Par la rédaction de Le Dossier · 2026-05-20
Illustration: Bolloré : la mainmise sur le cinéma dénoncée à Cannes
© YouTube

« Fascisme à découvert » : la charge de la députée

Elle ne mâche pas ses mots. « Comédienne, cinéaste, projectionniste, monteuse, régisseur sera punie », dit-elle. Punie par qui ? Par la liste noire de Bolloré. Quiconque ose critiquer la concentration à l’œuvre dans toute la chaîne du cinéma se retrouve sur cette liste. La députée décrit une asphyxie programmée : « Un cinéma qui dépend toujours plus de Canal à cause de l’asphyxie de l’audiovisuel public et des collectivités locales organisée par votre gouvernement. »

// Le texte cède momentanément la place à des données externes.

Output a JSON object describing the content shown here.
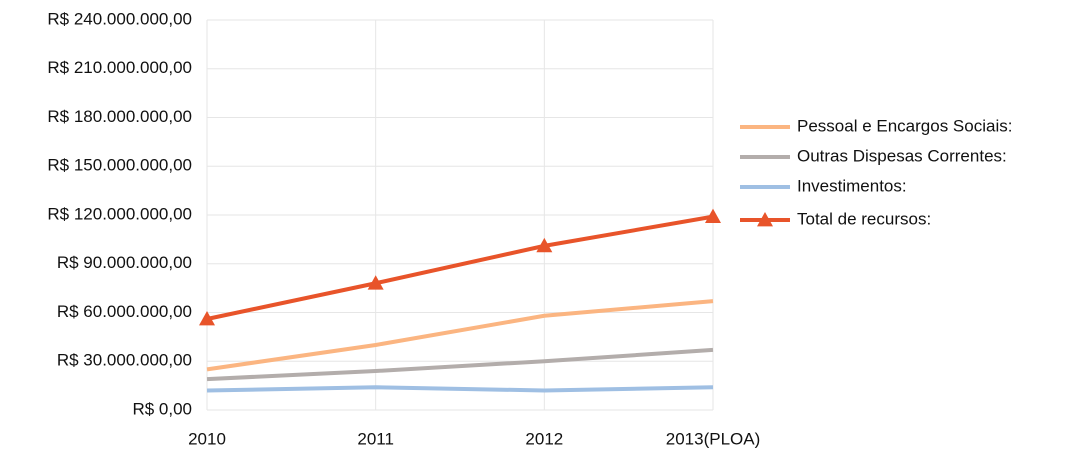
{
  "chart_data": {
    "type": "line",
    "categories": [
      "2010",
      "2011",
      "2012",
      "2013(PLOA)"
    ],
    "series": [
      {
        "name": "Pessoal e Encargos Sociais:",
        "color": "#fbb581",
        "values": [
          25000000,
          40000000,
          58000000,
          67000000
        ]
      },
      {
        "name": "Outras Dispesas Correntes:",
        "color": "#b3adab",
        "values": [
          19000000,
          24000000,
          30000000,
          37000000
        ]
      },
      {
        "name": "Investimentos:",
        "color": "#9fbfe3",
        "values": [
          12000000,
          14000000,
          12000000,
          14000000
        ]
      },
      {
        "name": "Total de recursos:",
        "color": "#e8542a",
        "marker": "triangle",
        "values": [
          56000000,
          78000000,
          101000000,
          119000000
        ]
      }
    ],
    "ylim": [
      0,
      240000000
    ],
    "yticks": [
      {
        "value": 0,
        "label": "R$ 0,00"
      },
      {
        "value": 30000000,
        "label": "R$ 30.000.000,00"
      },
      {
        "value": 60000000,
        "label": "R$ 60.000.000,00"
      },
      {
        "value": 90000000,
        "label": "R$ 90.000.000,00"
      },
      {
        "value": 120000000,
        "label": "R$ 120.000.000,00"
      },
      {
        "value": 150000000,
        "label": "R$ 150.000.000,00"
      },
      {
        "value": 180000000,
        "label": "R$ 180.000.000,00"
      },
      {
        "value": 210000000,
        "label": "R$ 210.000.000,00"
      },
      {
        "value": 240000000,
        "label": "R$ 240.000.000,00"
      }
    ],
    "grid": true,
    "legend": "right"
  }
}
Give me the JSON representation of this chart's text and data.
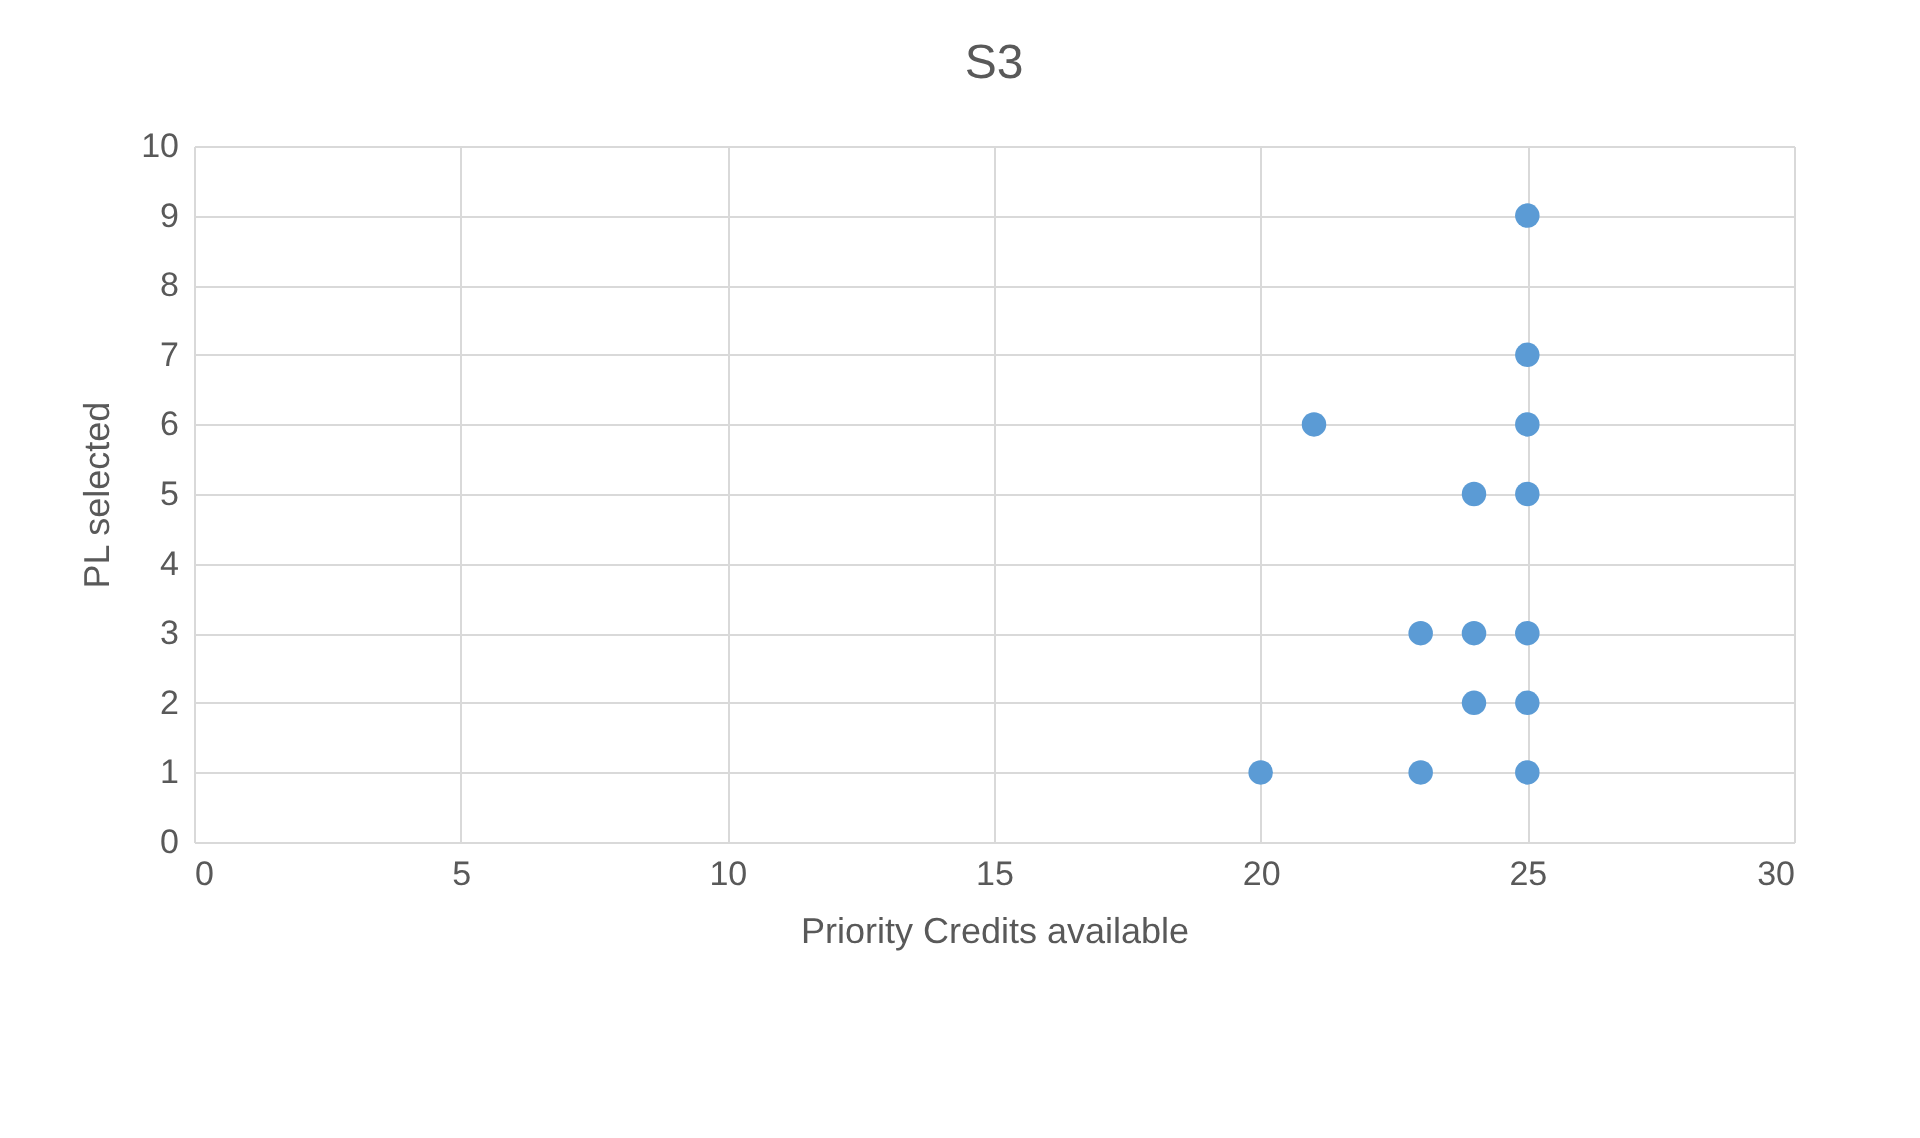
{
  "chart_data": {
    "type": "scatter",
    "title": "S3",
    "xlabel": "Priority Credits available",
    "ylabel": "PL selected",
    "x": [
      25,
      25,
      21,
      25,
      24,
      25,
      23,
      24,
      25,
      24,
      25,
      20,
      23,
      25
    ],
    "series": [
      {
        "color": "#5b9bd5",
        "values": [
          9,
          7,
          6,
          6,
          5,
          5,
          3,
          3,
          3,
          2,
          2,
          1,
          1,
          1
        ]
      }
    ],
    "xlim": [
      0,
      30
    ],
    "xticks": [
      0,
      5,
      10,
      15,
      20,
      25,
      30
    ],
    "ylim": [
      0,
      10
    ],
    "yticks": [
      0,
      1,
      2,
      3,
      4,
      5,
      6,
      7,
      8,
      9,
      10
    ],
    "grid": true,
    "marker": "circle"
  }
}
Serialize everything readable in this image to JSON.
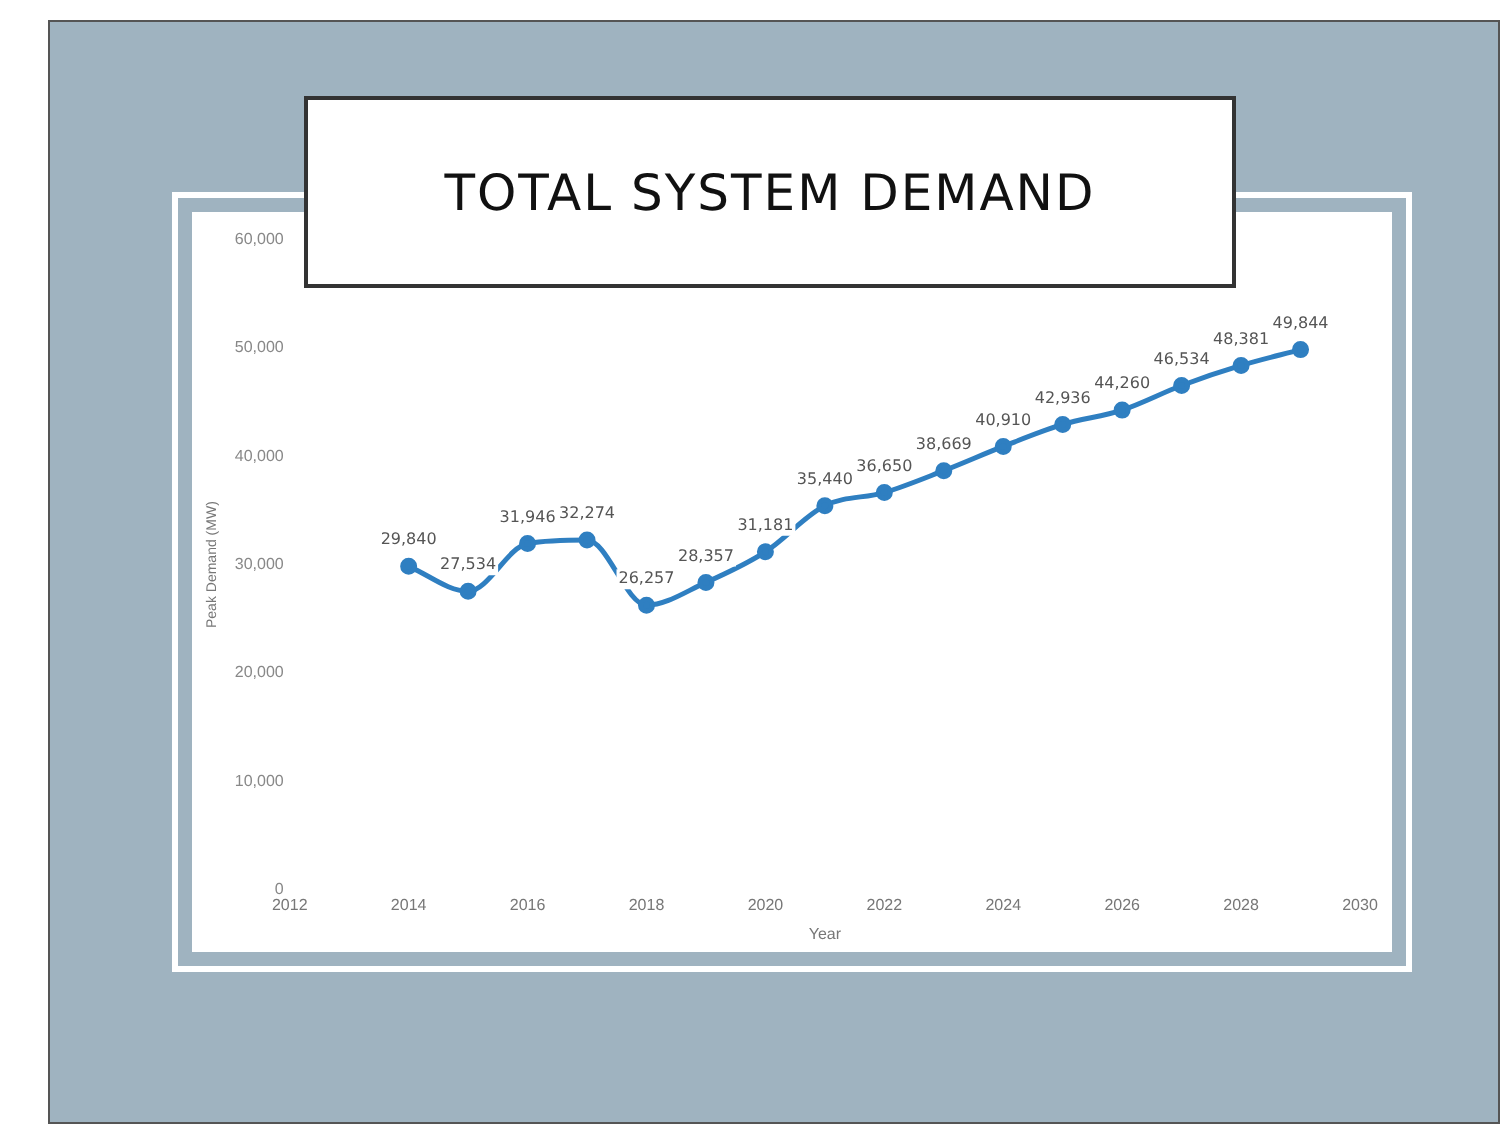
{
  "chart_data": {
    "type": "line",
    "title": "TOTAL SYSTEM DEMAND",
    "xlabel": "Year",
    "ylabel": "Peak Demand (MW)",
    "x": [
      2014,
      2015,
      2016,
      2017,
      2018,
      2019,
      2020,
      2021,
      2022,
      2023,
      2024,
      2025,
      2026,
      2027,
      2028,
      2029
    ],
    "series": [
      {
        "color": "#2f7fc1",
        "values": [
          29840,
          27534,
          31946,
          32274,
          26257,
          28357,
          31181,
          35440,
          36650,
          38669,
          40910,
          42936,
          44260,
          46534,
          48381,
          49844
        ],
        "value_labels": [
          "29,840",
          "27,534",
          "31,946",
          "32,274",
          "26,257",
          "28,357",
          "31,181",
          "35,440",
          "36,650",
          "38,669",
          "40,910",
          "42,936",
          "44,260",
          "46,534",
          "48,381",
          "49,844"
        ]
      }
    ],
    "xlim": [
      2012,
      2030
    ],
    "xticks": [
      2012,
      2014,
      2016,
      2018,
      2020,
      2022,
      2024,
      2026,
      2028,
      2030
    ],
    "ylim": [
      0,
      60000
    ],
    "yticks": [
      0,
      {
        "value": 10000,
        "label": "10,000"
      },
      {
        "value": 20000,
        "label": "20,000"
      },
      {
        "value": 30000,
        "label": "30,000"
      },
      {
        "value": 40000,
        "label": "40,000"
      },
      {
        "value": 50000,
        "label": "50,000"
      },
      {
        "value": 60000,
        "label": "60,000"
      }
    ],
    "grid": false,
    "legend": false,
    "marker": "circle",
    "line_style": "solid"
  }
}
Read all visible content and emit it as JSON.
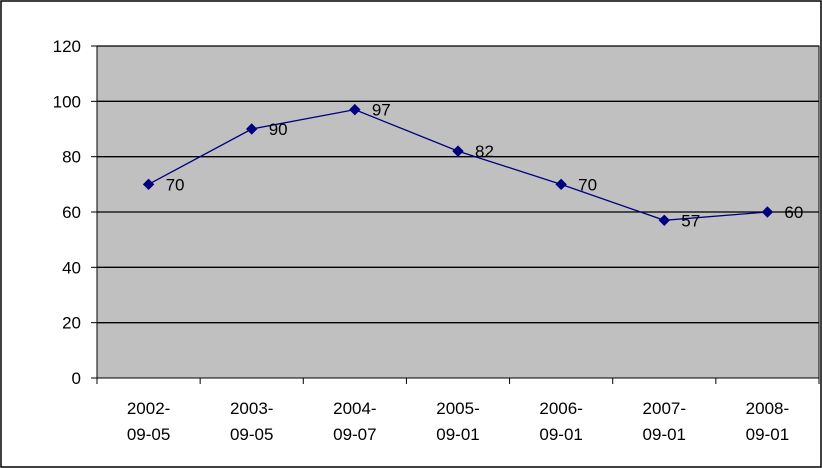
{
  "chart_data": {
    "type": "line",
    "title": "",
    "xlabel": "",
    "ylabel": "",
    "categories": [
      [
        "2002-",
        "09-05"
      ],
      [
        "2003-",
        "09-05"
      ],
      [
        "2004-",
        "09-07"
      ],
      [
        "2005-",
        "09-01"
      ],
      [
        "2006-",
        "09-01"
      ],
      [
        "2007-",
        "09-01"
      ],
      [
        "2008-",
        "09-01"
      ]
    ],
    "series": [
      {
        "values": [
          70,
          90,
          97,
          82,
          70,
          57,
          60
        ]
      }
    ],
    "ylim": [
      0,
      120
    ],
    "yticks": [
      "0",
      "20",
      "40",
      "60",
      "80",
      "100",
      "120"
    ],
    "data_labels": [
      "70",
      "90",
      "97",
      "82",
      "70",
      "57",
      "60"
    ],
    "grid": true,
    "legend": "none",
    "colors": {
      "plot_background": "#c0c0c0",
      "series_line": "#000080",
      "gridline": "#000000",
      "border": "#000000"
    },
    "marker": "diamond-icon"
  }
}
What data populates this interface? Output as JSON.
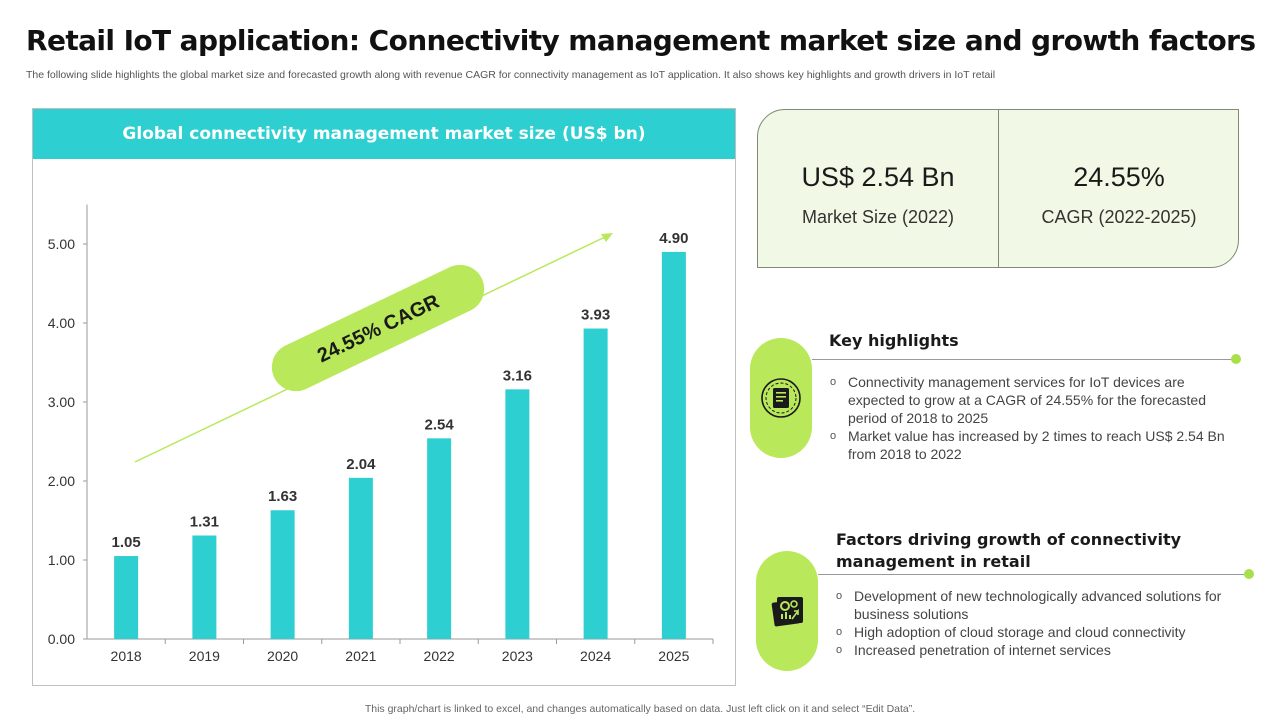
{
  "title": "Retail IoT application: Connectivity management market size and growth factors",
  "subtitle": "The following slide highlights the global market size and forecasted growth along with revenue CAGR for connectivity management as IoT application. It also shows key highlights and growth drivers in IoT retail",
  "chart_data": {
    "type": "bar",
    "title": "Global connectivity management market size (US$ bn)",
    "categories": [
      "2018",
      "2019",
      "2020",
      "2021",
      "2022",
      "2023",
      "2024",
      "2025"
    ],
    "values": [
      1.05,
      1.31,
      1.63,
      2.04,
      2.54,
      3.16,
      3.93,
      4.9
    ],
    "value_labels": [
      "1.05",
      "1.31",
      "1.63",
      "2.04",
      "2.54",
      "3.16",
      "3.93",
      "4.90"
    ],
    "yticks": [
      "0.00",
      "1.00",
      "2.00",
      "3.00",
      "4.00",
      "5.00"
    ],
    "ytick_values": [
      0,
      1,
      2,
      3,
      4,
      5
    ],
    "ylim": [
      0,
      5.5
    ],
    "xlabel": "",
    "ylabel": "",
    "annotation": "24.55% CAGR",
    "bar_color": "#2ecfd1",
    "annotation_color": "#b9e85a",
    "grid": false
  },
  "stats": [
    {
      "value": "US$ 2.54 Bn",
      "label": "Market Size (2022)"
    },
    {
      "value": "24.55%",
      "label": "CAGR (2022-2025)"
    }
  ],
  "highlights": {
    "heading": "Key highlights",
    "icon": "document-report-icon",
    "items": [
      "Connectivity management services for IoT devices are expected to grow at a CAGR of 24.55% for the forecasted period of 2018 to 2025",
      "Market value has increased by 2 times to reach US$ 2.54 Bn from 2018 to 2022"
    ]
  },
  "factors": {
    "heading": "Factors driving growth of connectivity management in retail",
    "icon": "growth-gears-icon",
    "items": [
      "Development of new technologically advanced solutions for business solutions",
      "High adoption of cloud storage and cloud connectivity",
      "Increased penetration of internet services"
    ]
  },
  "footnote": "This graph/chart is linked to excel, and changes automatically based on data. Just left click on it and select “Edit Data”.",
  "colors": {
    "accent_teal": "#2ecfd1",
    "accent_green": "#b9e85a",
    "card_bg": "#f1f9e6"
  }
}
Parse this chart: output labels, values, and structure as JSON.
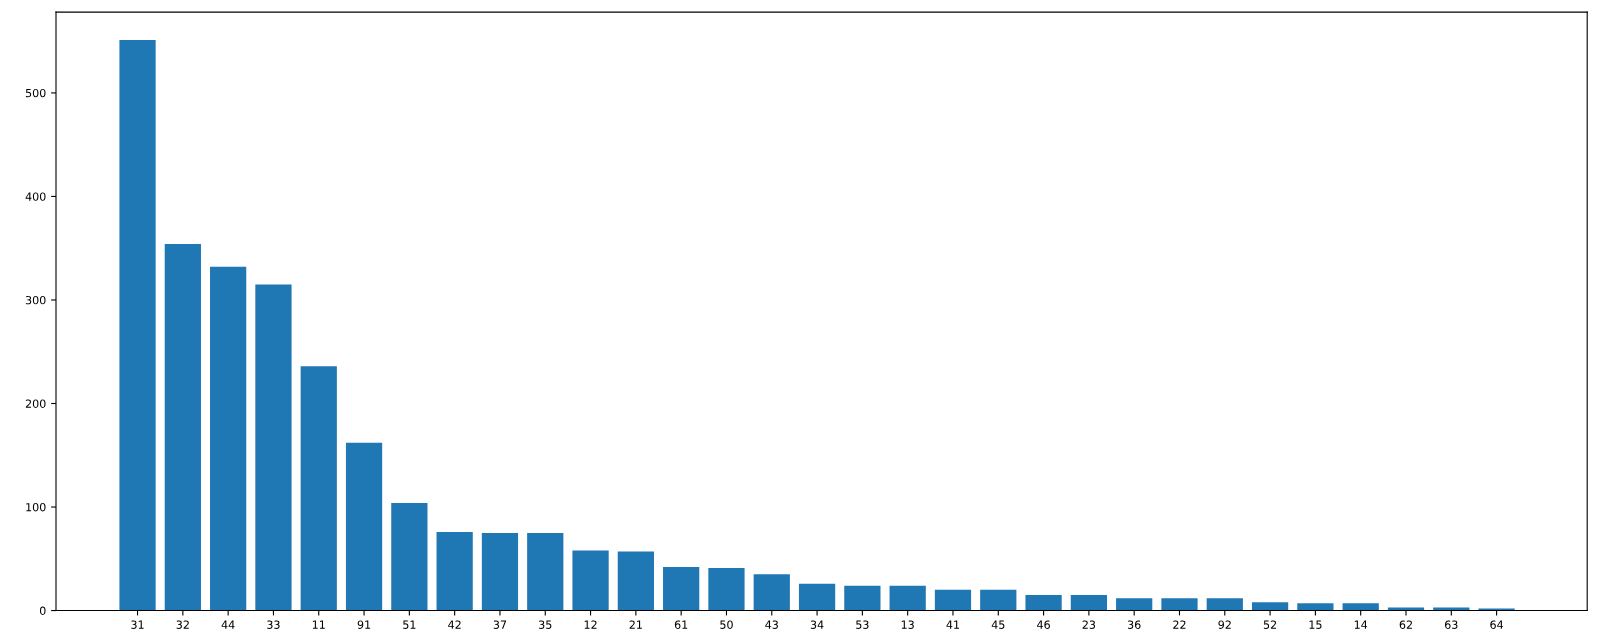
{
  "chart_data": {
    "type": "bar",
    "categories": [
      "31",
      "32",
      "44",
      "33",
      "11",
      "91",
      "51",
      "42",
      "37",
      "35",
      "12",
      "21",
      "61",
      "50",
      "43",
      "34",
      "53",
      "13",
      "41",
      "45",
      "46",
      "23",
      "36",
      "22",
      "92",
      "52",
      "15",
      "14",
      "62",
      "63",
      "64"
    ],
    "values": [
      551,
      354,
      332,
      315,
      236,
      162,
      104,
      76,
      75,
      75,
      58,
      57,
      42,
      41,
      35,
      26,
      24,
      24,
      20,
      20,
      15,
      15,
      12,
      12,
      12,
      8,
      7,
      7,
      3,
      3,
      2
    ],
    "color": "#1f77b4",
    "ylim": [
      0,
      578
    ],
    "yticks": [
      0,
      100,
      200,
      300,
      400,
      500
    ],
    "grid": false
  }
}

Elle ne s'adresse pas au Premier ministre par hasard. Elle lui jette au visage le bilan du quinquennat. « Vous laissez un milliardaire réactionnaire étendre sa mainmise sur le cinéma, les médias, l'édition, les festivals. » Une opération sur les imaginaires, dit-elle. Une prise de contrôle totale.

Trois exemples claquent. « Vous laissez publier le rapport à l'once. » « Vous laissez l'extrême droite mentir sur le financement du cinéma. » « Vous laissez obtenir par le harcèlement la suspension d'un fond d'aide à la création. »

La députée ne cite pas de noms précis. Mais elle énumère. Des humoristes virés. Des libraires perquisitionnés. Des concerts de Médine interdits. Des films sur la Palestine censurés. Des free parties annulées. « Tout en laissant le canon français semer la terreur dans le pays », ajoute-t-elle. La référence aux violences policières est claire.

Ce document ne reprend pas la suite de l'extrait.